One possible solution would be to modify the custom source from the previous question. Otherwise, you can do an initial pass through the data to save the headers as a side input for the main processing step:
input = p | 'Read CSV file' >> ReadFromText("input.csv")
headers = input | 'Parse headers' >> beam.ParDo(ParseHeadersFn())
rows = input | 'Parse data rows' >> beam.ParDo(ParseRowsFn(), beam.pvalue.AsList(headers))
where ParseHeadersFn
checks if the row starts with --
to qualify as header and discards that first field if true as it's not needed:
class ParseHeadersFn(beam.DoFn):
"""ParDo to output only the headers"""
def process(self, element):
if '--' in element.split(',')[0]:
yield [','.join(element.split(',')[1:])]
Then, within ParseRowsFn
, we can access the headers
side input:
class ParseRowsFn(beam.DoFn):
"""ParDo to process data rows according to header metadata"""
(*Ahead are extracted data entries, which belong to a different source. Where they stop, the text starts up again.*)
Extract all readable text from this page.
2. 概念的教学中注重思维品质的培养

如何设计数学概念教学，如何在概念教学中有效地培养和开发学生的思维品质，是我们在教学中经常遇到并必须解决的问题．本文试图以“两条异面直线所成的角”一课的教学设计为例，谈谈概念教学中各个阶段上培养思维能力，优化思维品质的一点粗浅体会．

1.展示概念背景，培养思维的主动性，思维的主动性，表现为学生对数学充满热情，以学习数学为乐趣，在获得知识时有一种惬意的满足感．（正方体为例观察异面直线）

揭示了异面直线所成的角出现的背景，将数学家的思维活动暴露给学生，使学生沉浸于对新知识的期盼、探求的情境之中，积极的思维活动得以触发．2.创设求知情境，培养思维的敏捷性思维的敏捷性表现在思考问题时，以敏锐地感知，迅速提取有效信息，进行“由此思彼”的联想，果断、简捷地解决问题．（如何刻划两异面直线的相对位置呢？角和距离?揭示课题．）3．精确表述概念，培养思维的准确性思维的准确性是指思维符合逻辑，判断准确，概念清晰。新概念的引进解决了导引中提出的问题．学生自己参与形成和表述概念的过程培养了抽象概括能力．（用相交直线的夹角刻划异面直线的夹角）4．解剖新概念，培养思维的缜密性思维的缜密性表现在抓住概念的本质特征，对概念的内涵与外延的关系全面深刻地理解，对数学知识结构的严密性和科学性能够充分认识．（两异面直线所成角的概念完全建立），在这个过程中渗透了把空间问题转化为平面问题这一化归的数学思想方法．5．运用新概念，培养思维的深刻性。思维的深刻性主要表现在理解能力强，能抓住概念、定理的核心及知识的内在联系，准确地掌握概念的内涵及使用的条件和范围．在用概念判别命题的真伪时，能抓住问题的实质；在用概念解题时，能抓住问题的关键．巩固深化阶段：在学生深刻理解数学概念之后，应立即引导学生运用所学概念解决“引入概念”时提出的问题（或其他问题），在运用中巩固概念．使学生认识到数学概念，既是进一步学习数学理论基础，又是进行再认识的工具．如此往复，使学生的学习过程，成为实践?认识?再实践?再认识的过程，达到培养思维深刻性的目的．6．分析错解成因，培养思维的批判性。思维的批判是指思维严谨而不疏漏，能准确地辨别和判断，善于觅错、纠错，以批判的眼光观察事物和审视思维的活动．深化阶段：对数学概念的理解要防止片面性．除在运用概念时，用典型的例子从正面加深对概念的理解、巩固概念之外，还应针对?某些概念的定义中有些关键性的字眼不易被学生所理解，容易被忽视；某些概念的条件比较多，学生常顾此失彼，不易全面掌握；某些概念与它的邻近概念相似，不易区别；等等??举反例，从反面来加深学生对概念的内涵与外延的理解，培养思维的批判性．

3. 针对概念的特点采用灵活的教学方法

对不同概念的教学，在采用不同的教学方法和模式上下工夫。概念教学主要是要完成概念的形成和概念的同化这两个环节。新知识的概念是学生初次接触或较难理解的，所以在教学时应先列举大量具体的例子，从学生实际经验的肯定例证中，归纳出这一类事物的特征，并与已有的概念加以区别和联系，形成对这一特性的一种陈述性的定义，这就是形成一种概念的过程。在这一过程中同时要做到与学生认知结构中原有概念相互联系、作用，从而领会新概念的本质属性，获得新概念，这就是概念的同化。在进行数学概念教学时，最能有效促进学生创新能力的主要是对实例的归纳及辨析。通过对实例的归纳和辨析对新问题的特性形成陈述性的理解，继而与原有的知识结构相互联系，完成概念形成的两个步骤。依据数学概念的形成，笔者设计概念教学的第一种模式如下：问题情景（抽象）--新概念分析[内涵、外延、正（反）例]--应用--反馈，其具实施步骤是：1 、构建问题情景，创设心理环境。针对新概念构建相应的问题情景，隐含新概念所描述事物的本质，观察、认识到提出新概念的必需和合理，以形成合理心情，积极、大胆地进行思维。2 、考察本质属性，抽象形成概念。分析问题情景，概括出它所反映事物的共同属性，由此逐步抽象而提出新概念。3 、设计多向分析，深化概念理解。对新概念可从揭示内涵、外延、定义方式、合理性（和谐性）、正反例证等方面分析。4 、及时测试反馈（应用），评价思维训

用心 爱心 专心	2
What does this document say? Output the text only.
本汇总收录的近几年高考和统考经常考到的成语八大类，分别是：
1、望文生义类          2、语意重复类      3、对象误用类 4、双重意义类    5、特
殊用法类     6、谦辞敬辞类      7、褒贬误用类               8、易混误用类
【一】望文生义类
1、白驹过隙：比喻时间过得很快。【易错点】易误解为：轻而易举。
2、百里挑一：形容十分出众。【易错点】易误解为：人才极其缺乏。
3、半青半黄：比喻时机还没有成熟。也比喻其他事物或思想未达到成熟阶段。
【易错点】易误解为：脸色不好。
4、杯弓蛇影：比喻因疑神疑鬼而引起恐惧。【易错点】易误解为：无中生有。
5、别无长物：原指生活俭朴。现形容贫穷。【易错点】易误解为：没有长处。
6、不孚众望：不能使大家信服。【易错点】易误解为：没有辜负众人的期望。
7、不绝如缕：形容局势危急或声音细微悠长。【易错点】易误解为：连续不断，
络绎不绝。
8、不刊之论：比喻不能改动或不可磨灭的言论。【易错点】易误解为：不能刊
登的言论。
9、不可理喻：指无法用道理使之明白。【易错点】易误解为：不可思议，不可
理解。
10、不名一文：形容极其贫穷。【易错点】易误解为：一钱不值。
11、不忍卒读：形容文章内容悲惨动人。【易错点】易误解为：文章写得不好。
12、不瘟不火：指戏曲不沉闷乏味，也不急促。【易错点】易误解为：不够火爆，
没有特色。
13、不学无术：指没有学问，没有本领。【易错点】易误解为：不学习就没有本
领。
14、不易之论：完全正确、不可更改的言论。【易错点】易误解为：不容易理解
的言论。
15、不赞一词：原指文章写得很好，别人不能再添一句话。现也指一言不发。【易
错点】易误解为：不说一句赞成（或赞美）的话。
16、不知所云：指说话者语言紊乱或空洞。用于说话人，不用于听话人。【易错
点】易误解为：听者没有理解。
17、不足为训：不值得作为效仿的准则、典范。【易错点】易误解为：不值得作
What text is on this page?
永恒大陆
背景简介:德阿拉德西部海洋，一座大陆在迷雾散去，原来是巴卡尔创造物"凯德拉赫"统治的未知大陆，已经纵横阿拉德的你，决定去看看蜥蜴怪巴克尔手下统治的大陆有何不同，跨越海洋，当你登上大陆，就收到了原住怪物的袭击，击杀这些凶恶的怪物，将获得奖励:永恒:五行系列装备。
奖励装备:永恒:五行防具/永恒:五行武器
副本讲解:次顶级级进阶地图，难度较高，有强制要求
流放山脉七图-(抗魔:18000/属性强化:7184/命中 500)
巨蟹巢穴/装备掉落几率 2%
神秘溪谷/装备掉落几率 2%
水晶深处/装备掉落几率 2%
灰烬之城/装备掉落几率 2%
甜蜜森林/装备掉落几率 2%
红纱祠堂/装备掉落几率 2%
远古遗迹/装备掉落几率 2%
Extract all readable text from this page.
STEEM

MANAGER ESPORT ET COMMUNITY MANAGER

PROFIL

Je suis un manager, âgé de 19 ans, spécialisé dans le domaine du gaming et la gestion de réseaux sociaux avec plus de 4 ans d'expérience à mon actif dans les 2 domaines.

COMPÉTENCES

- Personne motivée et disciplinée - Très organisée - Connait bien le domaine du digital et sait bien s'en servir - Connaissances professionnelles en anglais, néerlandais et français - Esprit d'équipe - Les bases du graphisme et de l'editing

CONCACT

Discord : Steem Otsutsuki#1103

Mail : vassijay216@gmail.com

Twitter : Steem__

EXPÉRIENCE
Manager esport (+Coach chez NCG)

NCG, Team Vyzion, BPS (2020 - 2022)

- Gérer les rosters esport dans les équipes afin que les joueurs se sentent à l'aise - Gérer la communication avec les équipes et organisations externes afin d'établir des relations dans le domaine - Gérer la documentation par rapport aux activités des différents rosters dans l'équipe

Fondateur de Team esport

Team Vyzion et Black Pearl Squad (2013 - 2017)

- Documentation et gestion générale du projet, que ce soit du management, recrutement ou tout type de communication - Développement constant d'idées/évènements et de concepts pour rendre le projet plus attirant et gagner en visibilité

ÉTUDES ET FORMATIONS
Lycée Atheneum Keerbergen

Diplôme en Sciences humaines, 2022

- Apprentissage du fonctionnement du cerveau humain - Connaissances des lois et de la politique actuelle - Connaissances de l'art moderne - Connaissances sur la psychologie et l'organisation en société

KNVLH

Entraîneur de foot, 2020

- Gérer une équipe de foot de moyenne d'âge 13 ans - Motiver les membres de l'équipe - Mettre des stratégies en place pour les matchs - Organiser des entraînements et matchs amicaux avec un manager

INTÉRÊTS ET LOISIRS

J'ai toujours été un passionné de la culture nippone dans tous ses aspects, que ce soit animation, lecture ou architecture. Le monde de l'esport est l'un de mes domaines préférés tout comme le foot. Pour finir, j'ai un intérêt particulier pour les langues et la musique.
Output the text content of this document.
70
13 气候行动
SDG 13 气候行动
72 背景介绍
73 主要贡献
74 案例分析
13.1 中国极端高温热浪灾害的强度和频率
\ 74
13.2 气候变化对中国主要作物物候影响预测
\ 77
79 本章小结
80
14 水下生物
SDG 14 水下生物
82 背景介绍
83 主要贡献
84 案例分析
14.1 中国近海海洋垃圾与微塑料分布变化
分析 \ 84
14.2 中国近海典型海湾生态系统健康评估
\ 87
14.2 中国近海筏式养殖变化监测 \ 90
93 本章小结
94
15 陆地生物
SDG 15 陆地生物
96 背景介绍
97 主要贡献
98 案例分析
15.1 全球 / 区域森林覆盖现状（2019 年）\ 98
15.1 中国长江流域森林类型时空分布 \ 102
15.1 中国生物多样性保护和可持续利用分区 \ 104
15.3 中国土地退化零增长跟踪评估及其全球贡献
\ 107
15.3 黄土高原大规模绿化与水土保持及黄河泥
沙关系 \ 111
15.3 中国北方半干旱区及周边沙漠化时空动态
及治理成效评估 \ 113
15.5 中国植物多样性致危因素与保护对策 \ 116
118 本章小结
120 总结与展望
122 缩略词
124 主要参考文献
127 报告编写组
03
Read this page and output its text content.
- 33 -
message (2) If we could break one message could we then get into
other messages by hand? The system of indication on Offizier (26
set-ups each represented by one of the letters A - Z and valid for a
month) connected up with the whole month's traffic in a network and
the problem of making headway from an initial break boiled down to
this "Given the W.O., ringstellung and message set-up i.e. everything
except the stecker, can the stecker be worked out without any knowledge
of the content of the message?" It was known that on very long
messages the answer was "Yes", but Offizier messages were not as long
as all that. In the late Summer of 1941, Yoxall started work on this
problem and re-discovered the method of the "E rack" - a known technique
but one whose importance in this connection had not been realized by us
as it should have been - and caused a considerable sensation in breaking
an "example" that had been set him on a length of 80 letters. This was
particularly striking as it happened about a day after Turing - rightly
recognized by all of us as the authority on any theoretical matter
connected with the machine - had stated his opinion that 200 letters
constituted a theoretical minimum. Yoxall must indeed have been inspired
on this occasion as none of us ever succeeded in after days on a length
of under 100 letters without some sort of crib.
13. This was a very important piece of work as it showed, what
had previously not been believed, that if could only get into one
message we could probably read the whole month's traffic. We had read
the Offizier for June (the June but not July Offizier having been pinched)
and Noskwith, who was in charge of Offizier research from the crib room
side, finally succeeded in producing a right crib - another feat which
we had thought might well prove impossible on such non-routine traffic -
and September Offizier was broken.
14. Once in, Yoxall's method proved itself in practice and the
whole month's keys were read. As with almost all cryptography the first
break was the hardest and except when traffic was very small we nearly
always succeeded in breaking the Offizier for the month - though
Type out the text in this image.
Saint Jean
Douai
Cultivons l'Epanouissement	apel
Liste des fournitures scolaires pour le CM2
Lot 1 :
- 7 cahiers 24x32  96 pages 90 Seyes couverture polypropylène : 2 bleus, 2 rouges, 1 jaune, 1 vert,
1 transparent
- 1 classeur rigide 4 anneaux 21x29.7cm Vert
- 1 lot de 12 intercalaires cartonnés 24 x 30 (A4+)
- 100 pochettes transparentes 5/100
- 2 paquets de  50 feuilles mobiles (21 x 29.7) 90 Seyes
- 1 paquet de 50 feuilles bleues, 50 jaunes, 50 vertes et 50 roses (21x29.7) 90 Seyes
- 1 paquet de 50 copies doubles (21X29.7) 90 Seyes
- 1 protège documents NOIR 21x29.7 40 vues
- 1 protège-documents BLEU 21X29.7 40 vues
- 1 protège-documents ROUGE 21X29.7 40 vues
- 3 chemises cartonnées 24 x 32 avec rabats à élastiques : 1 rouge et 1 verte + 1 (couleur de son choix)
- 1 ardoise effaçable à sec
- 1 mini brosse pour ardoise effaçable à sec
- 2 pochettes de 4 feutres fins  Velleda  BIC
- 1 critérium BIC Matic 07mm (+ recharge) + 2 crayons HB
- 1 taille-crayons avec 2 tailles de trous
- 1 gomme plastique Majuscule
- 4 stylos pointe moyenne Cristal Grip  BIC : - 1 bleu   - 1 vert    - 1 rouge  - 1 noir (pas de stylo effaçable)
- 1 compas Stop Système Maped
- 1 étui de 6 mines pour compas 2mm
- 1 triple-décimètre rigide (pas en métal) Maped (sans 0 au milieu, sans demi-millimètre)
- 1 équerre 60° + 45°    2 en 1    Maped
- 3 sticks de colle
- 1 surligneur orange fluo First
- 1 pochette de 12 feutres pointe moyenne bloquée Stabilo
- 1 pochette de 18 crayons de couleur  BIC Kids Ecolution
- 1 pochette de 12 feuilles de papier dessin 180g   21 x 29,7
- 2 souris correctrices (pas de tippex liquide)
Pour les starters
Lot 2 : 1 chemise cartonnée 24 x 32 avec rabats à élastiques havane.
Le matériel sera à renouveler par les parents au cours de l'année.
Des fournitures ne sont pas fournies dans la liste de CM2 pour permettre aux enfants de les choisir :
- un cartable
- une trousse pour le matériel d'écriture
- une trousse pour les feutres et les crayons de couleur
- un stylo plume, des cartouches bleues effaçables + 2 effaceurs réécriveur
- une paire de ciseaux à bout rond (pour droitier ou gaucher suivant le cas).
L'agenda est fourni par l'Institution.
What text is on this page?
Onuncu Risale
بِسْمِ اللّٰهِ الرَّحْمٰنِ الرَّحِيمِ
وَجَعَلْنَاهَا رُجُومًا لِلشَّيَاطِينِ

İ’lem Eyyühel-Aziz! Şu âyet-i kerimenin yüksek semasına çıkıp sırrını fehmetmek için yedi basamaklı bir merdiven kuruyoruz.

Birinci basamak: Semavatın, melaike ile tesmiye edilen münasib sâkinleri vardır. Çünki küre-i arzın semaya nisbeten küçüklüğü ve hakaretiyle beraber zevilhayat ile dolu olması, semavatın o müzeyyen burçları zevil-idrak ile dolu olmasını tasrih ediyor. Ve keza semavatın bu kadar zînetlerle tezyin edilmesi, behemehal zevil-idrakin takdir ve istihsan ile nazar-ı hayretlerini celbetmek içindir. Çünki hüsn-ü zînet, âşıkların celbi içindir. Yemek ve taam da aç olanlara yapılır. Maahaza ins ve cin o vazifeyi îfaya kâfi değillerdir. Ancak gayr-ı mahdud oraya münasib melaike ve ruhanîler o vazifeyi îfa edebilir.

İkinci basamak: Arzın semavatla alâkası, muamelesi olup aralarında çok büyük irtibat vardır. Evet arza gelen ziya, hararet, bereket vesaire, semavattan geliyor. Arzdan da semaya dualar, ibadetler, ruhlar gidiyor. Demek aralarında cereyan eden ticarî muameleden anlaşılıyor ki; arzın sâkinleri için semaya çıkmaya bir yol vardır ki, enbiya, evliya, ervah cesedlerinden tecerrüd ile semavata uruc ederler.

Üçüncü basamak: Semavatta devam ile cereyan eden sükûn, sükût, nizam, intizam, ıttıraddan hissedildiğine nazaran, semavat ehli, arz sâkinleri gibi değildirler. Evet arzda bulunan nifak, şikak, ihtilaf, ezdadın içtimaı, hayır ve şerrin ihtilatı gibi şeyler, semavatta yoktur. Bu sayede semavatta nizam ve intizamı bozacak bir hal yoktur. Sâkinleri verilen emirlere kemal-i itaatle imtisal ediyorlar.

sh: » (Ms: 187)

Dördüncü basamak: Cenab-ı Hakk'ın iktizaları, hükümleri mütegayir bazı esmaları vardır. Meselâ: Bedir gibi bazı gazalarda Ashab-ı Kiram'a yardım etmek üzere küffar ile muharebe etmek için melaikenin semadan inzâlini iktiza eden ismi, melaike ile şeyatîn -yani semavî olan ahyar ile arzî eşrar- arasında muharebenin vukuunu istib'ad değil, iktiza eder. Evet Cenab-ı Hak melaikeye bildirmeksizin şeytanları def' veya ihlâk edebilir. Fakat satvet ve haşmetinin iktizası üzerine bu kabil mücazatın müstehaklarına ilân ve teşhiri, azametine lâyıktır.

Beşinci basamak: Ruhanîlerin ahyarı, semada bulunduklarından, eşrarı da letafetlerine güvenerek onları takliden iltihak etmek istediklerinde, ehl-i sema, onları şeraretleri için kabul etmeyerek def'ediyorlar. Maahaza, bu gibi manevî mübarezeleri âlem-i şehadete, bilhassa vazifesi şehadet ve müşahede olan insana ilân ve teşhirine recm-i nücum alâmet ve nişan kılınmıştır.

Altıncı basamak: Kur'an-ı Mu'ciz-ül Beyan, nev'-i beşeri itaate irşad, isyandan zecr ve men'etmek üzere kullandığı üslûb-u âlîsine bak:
def process(self, element, headers):
if 'time1' in element.split(',')[0]:
for id in headers[0]:
print 'ids: ' + id
for label in headers[1]:
print 'labels: ' + label
Note that I assume that the id row will come before the label one but that might not be true as Dataflow is a distributed system. It would be better to do some stronger checking.
If our input.csv
is:
--,id1,id1,id1,id2,id2,id2
--,label1,label2,label3,label1,label2,label3
time1,data1,data2,data3,data4,data5,data6
time2,data7,data8,data9,data10,data11,data12
Example output:
ids: id1 , id1 , id1 , id2 , id2 , id2
labels: label1,label2,label3,label1,label2,label3
Code used: script.py in this gist
ParseRowsFn
can be modified with dict(zip(...))
to get the desired output but I am not sure I understood the output structure. Do you need something like this?
id1,time1,data1,data2,data3
id1,time2,data7,data8,data9
id2,time1,data4,data5,data6
id2,time2,data10,data11,data12
If that's the case we can use the trick in this answer to determine where an ID changes and act accordingly:
class ParseRowsFn(beam.DoFn):
"""ParDo to process data rows according to header metadata"""
def process(self, element, headers):
# changing ids as per https://stackoverflow.com/a/28242076/6121516
fields = element.split(',')
if '--' not in fields[0]:
ids = headers[0][0].split(',')
labels = headers[1][0].split(',')
id_changes = [i for i in range(1,len(ids)) if ids[i]!=ids[i-1]]
id_changes.append(len(ids))
for idx, change in enumerate(id_changes):
row = {'timestamp': fields[0], 'id': ids[change - 1]}
low = max(idx - 1, 0)
row.update(dict(zip(labels[low:change], fields[low+1:change+1])))
print row
yield [row]
Example output:
{'timestamp': u'time1', u'label2': u'data2', u'label3': u'data3', 'id': u'id1', u'label1': u'data1'}
{'timestamp': u'time1', u'label2': u'data5', u'label3': u'data6', 'id': u'id2', u'label1': u'data4'}
{'timestamp': u'time2', u'label2': u'data8', u'label3': u'data9', 'id': u'id1', u'label1': u'data7'}
{'timestamp': u'time2', u'label2': u'data11', u'label3': u'data12', 'id': u'id2', u'label1': u'data10'}
Code used: output.py in the same gist